Gallarate - 03 maggio 2023, 11:23

Gallarate: addio a Enea Centemeri, eroe di guerra

Volto noto dei Ronchi, se n’è andato a 95 anni. Ragazzino, fu deportato a Mauthausen. La sua colpa: un giro su una bicicletta nuova, regalo del padre. «Quando, dopo tanto tempo, tornò nel campo da uomo libero, disse che non voleva niente, neanche una foto. Prese un sasso e se lo mise in tasca»

Enea Centemeri fu deportato a Mauthausen. Il funerale si svolgerà giovedì 4 maggio alle 14.30, nella chiesa dei Ronchi

Enea Centemeri fu deportato a Mauthausen. Il funerale si svolgerà giovedì 4 maggio alle 14.30, nella chiesa dei Ronchi

Aveva un nome da eroe virgiliano, Enea Centemeri. E in quanto“eroe di guerra” aveva ricevuto onorificenze ufficiali. Se n’è andato a 95 anni (il funerale si svolgerà domani, 4 maggio, nella chiesa dei Ronchi, alle 14.30) ma il riconoscimento se l’è guadagnato da ragazzino. Faceva un giro sulla bicicletta che gli aveva donato il padre. Un regalone, nell’Italia degli anni Quaranta, quella travolta dal secondo conflitto mondiale. Si trovò nel posto sbagliato al momento sbagliato. Finì in un rastrellamento, quindi in carcere, prima a Varese e poi a Monza.
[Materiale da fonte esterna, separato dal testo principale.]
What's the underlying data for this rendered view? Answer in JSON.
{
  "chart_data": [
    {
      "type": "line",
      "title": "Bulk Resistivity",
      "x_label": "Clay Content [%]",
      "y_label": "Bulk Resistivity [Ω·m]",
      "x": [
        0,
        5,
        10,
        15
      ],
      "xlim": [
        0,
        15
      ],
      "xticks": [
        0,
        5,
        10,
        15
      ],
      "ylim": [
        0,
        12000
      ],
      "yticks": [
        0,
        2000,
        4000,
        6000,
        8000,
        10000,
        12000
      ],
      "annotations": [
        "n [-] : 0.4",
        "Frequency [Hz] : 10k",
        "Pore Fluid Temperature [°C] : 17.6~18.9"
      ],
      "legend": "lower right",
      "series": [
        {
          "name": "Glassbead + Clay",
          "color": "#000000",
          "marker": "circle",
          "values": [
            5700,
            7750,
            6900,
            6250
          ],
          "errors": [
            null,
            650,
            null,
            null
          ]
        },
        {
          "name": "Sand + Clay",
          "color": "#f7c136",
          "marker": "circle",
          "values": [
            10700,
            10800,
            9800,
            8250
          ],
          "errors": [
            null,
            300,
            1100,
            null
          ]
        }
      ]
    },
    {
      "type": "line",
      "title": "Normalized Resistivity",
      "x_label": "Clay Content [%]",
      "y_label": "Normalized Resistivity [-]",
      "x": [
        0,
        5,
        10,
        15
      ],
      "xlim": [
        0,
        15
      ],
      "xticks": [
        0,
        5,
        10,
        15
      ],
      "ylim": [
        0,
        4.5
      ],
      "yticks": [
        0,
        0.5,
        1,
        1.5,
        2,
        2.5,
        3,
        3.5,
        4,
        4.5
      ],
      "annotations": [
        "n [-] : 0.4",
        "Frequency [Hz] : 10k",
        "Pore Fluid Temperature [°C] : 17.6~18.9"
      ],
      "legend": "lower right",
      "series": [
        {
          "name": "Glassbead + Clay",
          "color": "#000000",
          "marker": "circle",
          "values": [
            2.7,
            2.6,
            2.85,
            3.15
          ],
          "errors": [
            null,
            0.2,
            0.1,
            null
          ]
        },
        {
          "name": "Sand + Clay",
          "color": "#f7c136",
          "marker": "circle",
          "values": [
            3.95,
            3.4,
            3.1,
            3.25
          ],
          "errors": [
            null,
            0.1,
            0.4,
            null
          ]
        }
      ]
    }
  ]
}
«Suo padre, il nonno – raccontano, oggi, le figlie, Daniela e Stefania – andò a trovarlo. Ma fu costretto a scappare, temette di essere arrestato anche lui». Enea venne deportato in Germania e messo ai lavori forzati. «A Lipsia fu imprigionato con altre decine di malcapitati. Li spogliarono e li misero sotto chiave quando la città subì un bombardamento. I muri si muovevano, ricordava. I detenuti presero a spallate le porte, uscirono». Una ricerca di salvezza che venne interpretata come tentativo di fuga, la punizione fu il trasferimento a Mauthausen.

«Del campo non ha mai parlato molto. Ha raccontato qualcosa in più solo negli ultimi anni. Rievocava, per esempio, una notte ghiacciata, con la neve ai polpacci. Lo appesero a un gancio e lo tennero lì, al freddo, fino all’alba. Quando, da persona libera, è tornato a Mauthausen, si ricordava tutto perfettamente, il braccio in cui era stato recluso e il numero della cella. Disse che non voleva niente, neanche una foto. Prese solo un sasso da terra e se lo mise in tasca».

Enea riuscì a lasciarsi quelle esperienze alle spalle. Divenne operaio, poi vicedirettore import/export in una azienda che trattava alluminio. Una vita di lavoro, sveglia alle cinque.  «Andava d’accordo con chiunque. Ai Ronchi lo salutavano tutti, dagli anziani ai quindicenni. Potremmo definirlo un bonaccione, anche se la vita non gli ha risparmiato altre sofferenze, come la morte del figlio Moreno, scomparso per un tumore a 46 anni». Oltre a Daniela e Stefania, Enea lascia la moglie, Silvana («Una bellissima 85enne») e un ricordo, fra i tanti, particolarmente intenso: «Quello di un ragazzino innocente e forte, vissuto in un mondo troppo più grande di lui».